Worth: $15.00
FilmInk rates movies out of $20 — the score indicates the amount we believe a ticket to the movie to be worth
Cast:
Nicolas Cage, Joely Richardson, Brendan Meyer, Madeleine Arthur, Julian Hilliard, Tommy Chong, Elliot Knight
Intro:
…a well-made, mostly effective slice of cosmic horror cinema…
In 1996, director Richard Stanley appeared to be on the edge of much-deserved mainstream success. After attaining a niche audience of fans with Hardware (1990) and Dust Devil (1992), Stanley booked his dream job: directing a big budget version of The Island of Dr. Moreau. What occurred during that shoot is far too complex to get into in any detail – and in fact forms the basis of the fascinating documentary Lost Soul: The Doomed Journey of Richard Stanley’s Island of Dr. Moreau (2014) – but the short version is: Stanley got royally screwed by a number of factors and eventually fired from the production. After that bracing experience, Stanley stayed away from Hollywood in a kind of self-imposed artistic exile. However, 23 years after Moreau, Richard Stanley returns with an adaptation of H.P. Lovecraft’s The Color Out of Space, and the result is a solid addition to Lovecraftian cinema.
Color Out of Space focuses on the Gardner family, comprising dad Nathan (Nicolas Cage), mum Theresa (Joely Richardson), stoner son Benny (Brendan Meyer), witchy goth daughter Lavinia (Madeleine Arthur) and youngest Jack (Julian Hilliard). The family are pleasant, if slightly dysfunctional, but after a meteorite crashes in their backyard things begin to change in strange and alarming ways…
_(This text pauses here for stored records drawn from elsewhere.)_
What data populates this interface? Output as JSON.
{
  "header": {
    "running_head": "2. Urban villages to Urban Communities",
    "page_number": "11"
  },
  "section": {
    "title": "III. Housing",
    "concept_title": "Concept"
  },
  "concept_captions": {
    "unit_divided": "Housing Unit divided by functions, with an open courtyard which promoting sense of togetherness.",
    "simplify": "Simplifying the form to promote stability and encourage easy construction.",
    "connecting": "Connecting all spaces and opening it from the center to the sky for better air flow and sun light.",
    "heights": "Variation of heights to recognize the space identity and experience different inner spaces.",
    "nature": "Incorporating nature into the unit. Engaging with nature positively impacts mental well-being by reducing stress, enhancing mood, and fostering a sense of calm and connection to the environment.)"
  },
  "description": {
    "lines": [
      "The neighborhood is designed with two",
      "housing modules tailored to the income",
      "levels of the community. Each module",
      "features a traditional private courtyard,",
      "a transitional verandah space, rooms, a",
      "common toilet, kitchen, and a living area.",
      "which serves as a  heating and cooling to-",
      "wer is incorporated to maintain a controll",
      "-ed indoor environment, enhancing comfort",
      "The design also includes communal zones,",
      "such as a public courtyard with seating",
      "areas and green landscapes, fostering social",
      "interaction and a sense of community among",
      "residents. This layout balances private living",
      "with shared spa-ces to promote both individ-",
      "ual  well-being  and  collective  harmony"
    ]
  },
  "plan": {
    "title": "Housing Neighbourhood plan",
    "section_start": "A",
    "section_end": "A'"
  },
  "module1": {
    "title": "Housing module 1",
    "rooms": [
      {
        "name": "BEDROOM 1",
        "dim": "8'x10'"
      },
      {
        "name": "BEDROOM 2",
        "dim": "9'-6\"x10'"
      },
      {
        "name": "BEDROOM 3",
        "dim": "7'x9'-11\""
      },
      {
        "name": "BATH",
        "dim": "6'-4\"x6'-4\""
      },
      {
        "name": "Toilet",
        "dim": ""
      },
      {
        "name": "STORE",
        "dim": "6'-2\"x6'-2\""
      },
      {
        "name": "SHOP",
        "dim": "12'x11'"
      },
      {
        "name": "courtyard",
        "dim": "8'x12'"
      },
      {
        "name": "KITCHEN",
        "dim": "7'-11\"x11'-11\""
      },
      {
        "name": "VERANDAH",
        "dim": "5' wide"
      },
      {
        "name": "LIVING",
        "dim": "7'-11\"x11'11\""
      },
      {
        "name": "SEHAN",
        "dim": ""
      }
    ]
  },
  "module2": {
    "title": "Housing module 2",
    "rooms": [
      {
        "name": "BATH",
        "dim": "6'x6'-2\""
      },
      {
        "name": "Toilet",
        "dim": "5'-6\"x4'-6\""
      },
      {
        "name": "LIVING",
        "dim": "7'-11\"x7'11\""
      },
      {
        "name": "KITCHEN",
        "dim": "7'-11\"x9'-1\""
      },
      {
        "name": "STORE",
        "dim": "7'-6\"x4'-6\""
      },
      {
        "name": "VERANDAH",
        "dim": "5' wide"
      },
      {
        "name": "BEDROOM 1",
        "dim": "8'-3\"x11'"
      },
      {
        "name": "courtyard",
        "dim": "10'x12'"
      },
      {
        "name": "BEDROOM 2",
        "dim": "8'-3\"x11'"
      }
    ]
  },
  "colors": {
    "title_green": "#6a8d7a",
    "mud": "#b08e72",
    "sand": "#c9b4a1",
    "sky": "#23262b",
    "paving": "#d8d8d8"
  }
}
The Color Out of Space is a wonderful short story by Lovecraft, and possibly the tale of his most easily achieved on-screen thanks to its relative simplicity when compared to the likes of The Call of Cthulhu or At the Mountains of Madness. Stanley clearly understands he’s working with a limited budget here and shoots the gloopy horrors in the dark, or edits around them so we only get glimpses of the pink hued chaos, which is smart. The cast also acquit themselves well, with Madeleine Arthur and Brendan Meyer doing great work here, although some may find Nicolas Cage… a bit much.
Cage is a fascinating screen presence – and probably a big selling point for this flick, after all “Cage meets Lovecraft” is a fantastic elevator pitch – but his wild mood swings and inconsistent characterisation tends to be a distraction during the mood-building sections of the film. Don’t get us wrong, Nic Cage bellowing about alpacas or punching a car is objectively awesome, but it sometimes feels like an odd fit.
Happily, Richard Stanley hasn’t lost his touch, and Color Out of Space is filled with nice little touches and hallucinatory flourishes, with a couple of sequences being genuinely disturbing and trippy in the extreme. The pace is slow, but builds to an exciting climax, and while Cage’s wild-eyed bull fuckery can be a little trying at first, he’s completely at home in the third act.
Color Out of Space is a well-made, mostly effective slice of cosmic horror cinema, not to mention the welcome return of a director with a fascinating eye, and is well worth a look for genre fans in the mood for something a little different.